Obstacles to Heroism
The HIP program consists of a four-week curriculum aimed at adolescents that begins with students taking a hero pledge. Over the next four weeks, students learn about the darker side of human nature including Milgram’s obedience experiment (which demonstrates how far people will go to obey an authority figure), the prevalence and impact of prejudice, social roles and expectations, and the bystander effect (in which people are less likely to offer assistance to a person in need if others are present).
Building Empathy
The second stage of the program focuses on helping students overcome these problems by building empathy, including increasing their understanding of the impact of the fundamental attribution error, or our tendency to ignore how context and situational variables influence behavior. This is important, Zimbardo suggests, because one of the major reasons we fail to help other people is due to our tendency to believe that they deserve what is happening to them.

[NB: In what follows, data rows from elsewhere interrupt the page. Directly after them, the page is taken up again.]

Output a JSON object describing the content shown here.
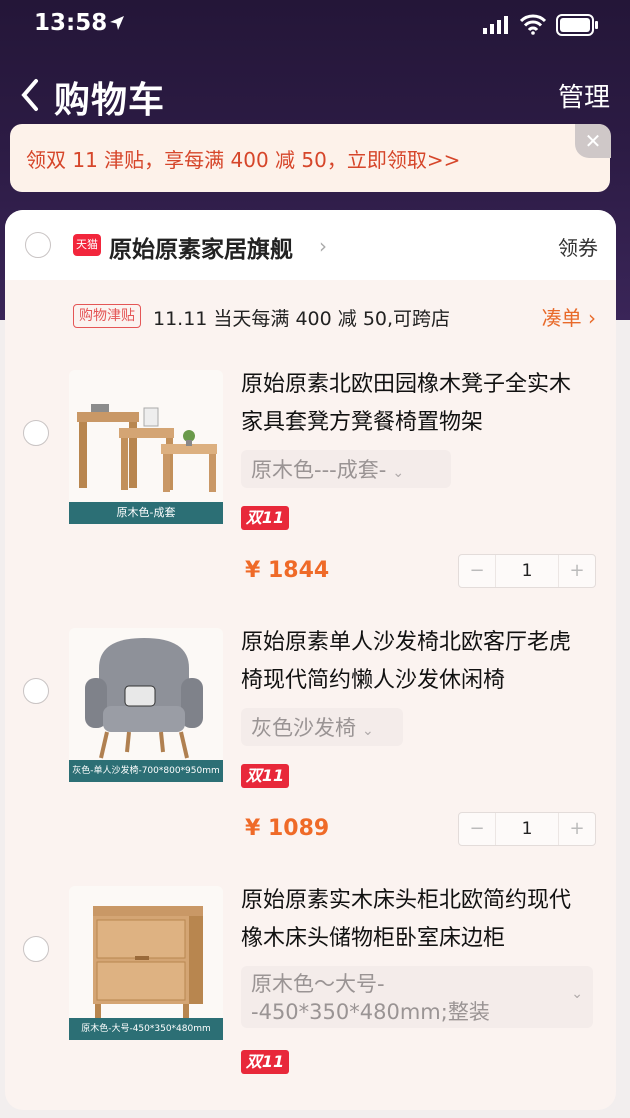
{
  "status_bar": {
    "time": "13:58"
  },
  "nav": {
    "title": "购物车",
    "manage_label": "管理"
  },
  "promo": {
    "text": "领双 11 津贴，享每满 400 减 50，立即领取>>",
    "close_glyph": "✕"
  },
  "store": {
    "badge": "天猫",
    "name": "原始原素家居旗舰",
    "coupon_label": "领券",
    "subsidy_badge": "购物津贴",
    "subsidy_text": "11.11 当天每满 400 减 50,可跨店",
    "collect_label": "凑单 ›"
  },
  "items": [
    {
      "title": "原始原素北欧田园橡木凳子全实木家具套凳方凳餐椅置物架",
      "image_label": "原木色-成套",
      "sku": "原木色---成套-",
      "badge": "双11",
      "price": "¥ 1844",
      "qty": "1"
    },
    {
      "title": "原始原素单人沙发椅北欧客厅老虎椅现代简约懒人沙发休闲椅",
      "image_label": "灰色-单人沙发椅-700*800*950mm",
      "sku": "灰色沙发椅",
      "badge": "双11",
      "price": "¥ 1089",
      "qty": "1"
    },
    {
      "title": "原始原素实木床头柜北欧简约现代橡木床头储物柜卧室床边柜",
      "image_label": "原木色-大号-450*350*480mm",
      "sku": "原木色～大号--450*350*480mm;整装",
      "badge": "双11"
    }
  ],
  "stepper": {
    "minus": "−",
    "plus": "+"
  }
}
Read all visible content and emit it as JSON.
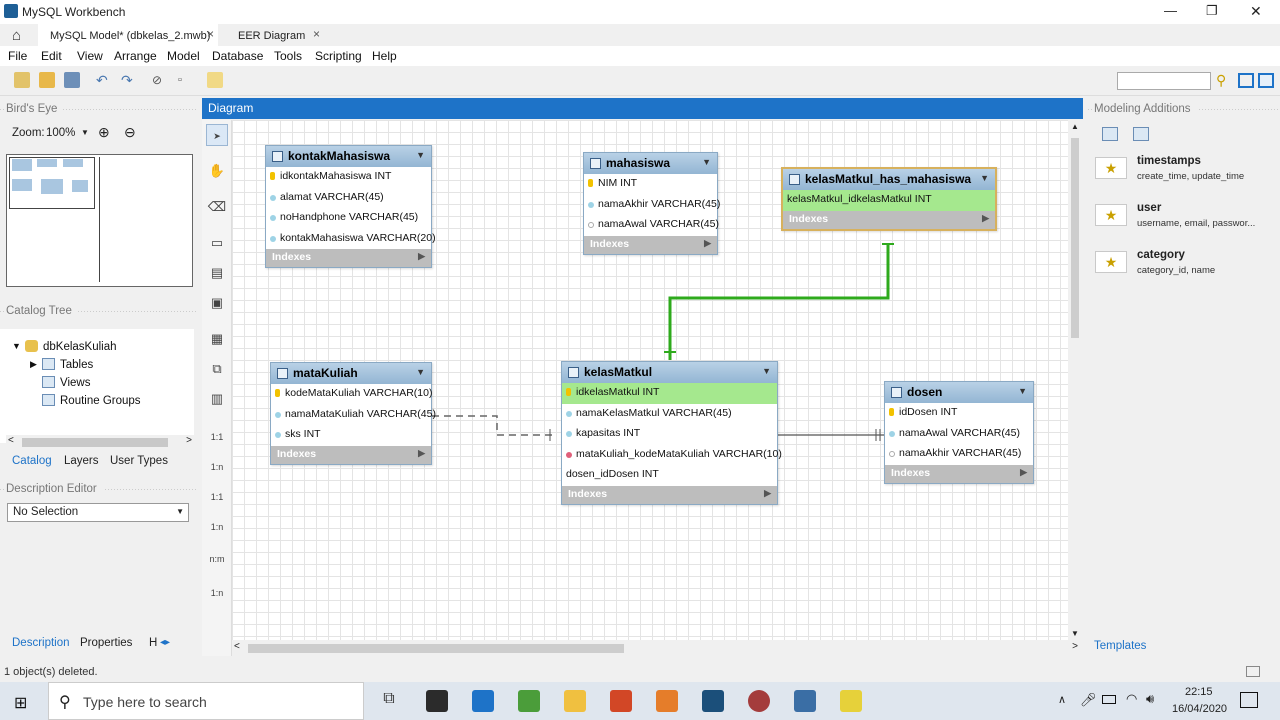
{
  "window": {
    "title": "MySQL Workbench",
    "minimize": "—",
    "maximize": "❐",
    "close": "✕"
  },
  "tabs": [
    {
      "label": "MySQL Model* (dbkelas_2.mwb)",
      "close": "×"
    },
    {
      "label": "EER Diagram",
      "close": "×"
    }
  ],
  "menu": [
    "File",
    "Edit",
    "View",
    "Arrange",
    "Model",
    "Database",
    "Tools",
    "Scripting",
    "Help"
  ],
  "left": {
    "birds_eye": "Bird's Eye",
    "zoom_label": "Zoom:",
    "zoom_value": "100%",
    "catalog_tree": "Catalog Tree",
    "tree": {
      "root": "dbKelasKuliah",
      "items": [
        "Tables",
        "Views",
        "Routine Groups"
      ]
    },
    "tabs": [
      "Catalog",
      "Layers",
      "User Types"
    ],
    "description_editor": "Description Editor",
    "selection": "No Selection",
    "bottom_tabs": [
      "Description",
      "Properties",
      "H"
    ]
  },
  "diagram": {
    "title": "Diagram",
    "tables": {
      "kontak": {
        "name": "kontakMahasiswa",
        "cols": [
          "idkontakMahasiswa INT",
          "alamat VARCHAR(45)",
          "noHandphone VARCHAR(45)",
          "kontakMahasiswa VARCHAR(20)"
        ],
        "indexes": "Indexes"
      },
      "mahasiswa": {
        "name": "mahasiswa",
        "cols": [
          "NIM INT",
          "namaAkhir VARCHAR(45)",
          "namaAwal VARCHAR(45)"
        ],
        "indexes": "Indexes"
      },
      "khm": {
        "name": "kelasMatkul_has_mahasiswa",
        "cols": [
          "kelasMatkul_idkelasMatkul INT"
        ],
        "indexes": "Indexes"
      },
      "matakuliah": {
        "name": "mataKuliah",
        "cols": [
          "kodeMataKuliah VARCHAR(10)",
          "namaMataKuliah VARCHAR(45)",
          "sks INT"
        ],
        "indexes": "Indexes"
      },
      "kelasmatkul": {
        "name": "kelasMatkul",
        "cols": [
          "idkelasMatkul INT",
          "namaKelasMatkul VARCHAR(45)",
          "kapasitas INT",
          "mataKuliah_kodeMataKuliah VARCHAR(10)",
          "dosen_idDosen INT"
        ],
        "indexes": "Indexes"
      },
      "dosen": {
        "name": "dosen",
        "cols": [
          "idDosen INT",
          "namaAwal VARCHAR(45)",
          "namaAkhir VARCHAR(45)"
        ],
        "indexes": "Indexes"
      }
    },
    "palette": [
      "1:1",
      "1:n",
      "1:1",
      "1:n",
      "n:m",
      "1:n"
    ]
  },
  "right": {
    "title": "Modeling Additions",
    "templates": [
      {
        "name": "timestamps",
        "desc": "create_time, update_time"
      },
      {
        "name": "user",
        "desc": "username, email, passwor..."
      },
      {
        "name": "category",
        "desc": "category_id, name"
      }
    ],
    "templates_tab": "Templates"
  },
  "status": "1 object(s) deleted.",
  "taskbar": {
    "search_placeholder": "Type here to search",
    "time": "22:15",
    "date": "16/04/2020"
  }
}
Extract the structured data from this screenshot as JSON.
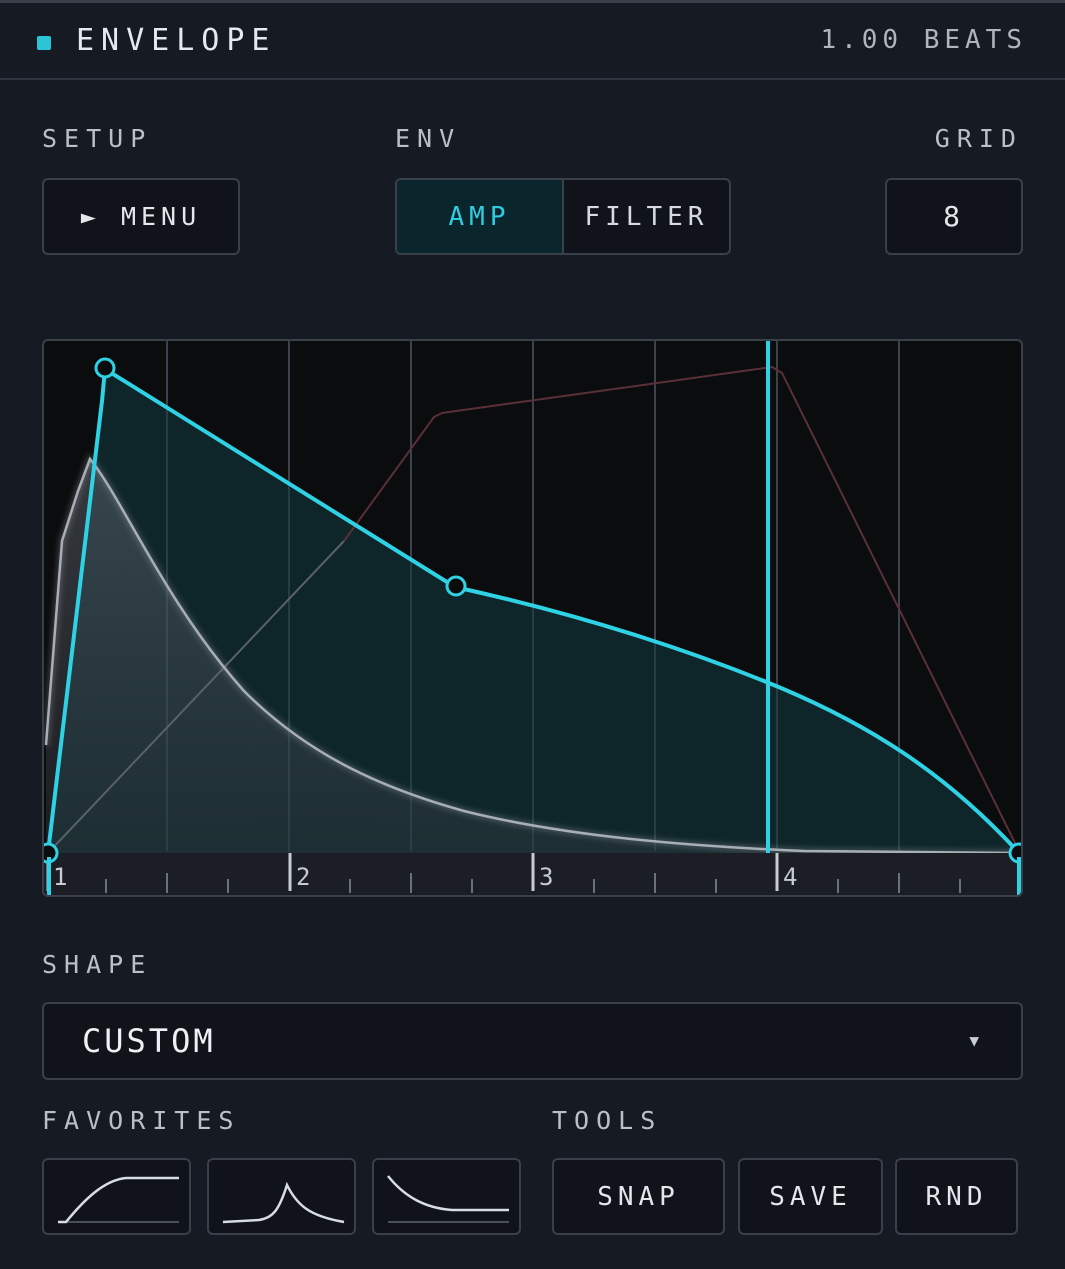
{
  "header": {
    "title": "ENVELOPE",
    "beats": "1.00 BEATS",
    "indicator_color": "#2ac6d8"
  },
  "setup": {
    "label": "SETUP",
    "menu_button": "► MENU"
  },
  "env": {
    "label": "ENV",
    "options": [
      "AMP",
      "FILTER"
    ],
    "selected": "AMP"
  },
  "grid": {
    "label": "GRID",
    "value": "8"
  },
  "graph": {
    "bar_labels": [
      "1",
      "2",
      "3",
      "4"
    ],
    "accent_color": "#2ac6d8",
    "playhead_beat": 3.95
  },
  "shape": {
    "label": "SHAPE",
    "selected": "CUSTOM"
  },
  "favorites": {
    "label": "FAVORITES",
    "items": [
      {
        "icon": "rise-curve-icon"
      },
      {
        "icon": "peak-curve-icon"
      },
      {
        "icon": "decay-curve-icon"
      }
    ]
  },
  "tools": {
    "label": "TOOLS",
    "buttons": [
      "SNAP",
      "SAVE",
      "RND"
    ]
  }
}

Studying Heroes and Putting It Into Practice
Studying the lives and stories of legendary heroes is another important part of the program. A range of real-life individuals and fictional characters ranging from Martin Luther King Jr. to Harry Potter serve as models of virtuous and heroic behavior. Finally, and perhaps most importantly, the students are asked to start putting what they have learned during the program to work in the real world. Like any skill, Zimbardo believes that heroism takes practice. Participants in the program start small by doing one thing each day to help another person feel better. The goal is that these baby steps will serve as a stepping stone toward a lifetime of helping behaviors. Perhaps the greatest difficulty in teaching heroism lies in those popular perceptions of exactly what makes a hero. If you ask many people today to list some heroes, responses will likely include pop culture figures such as professional athletes and actors. “One of the problems with our culture is that we’ve replaced heroes with celebrities,” Zimbardo says. “We worship people who haven’t done anything. It’s time to get back to focusing on what matters because we need real heroes more than ever.”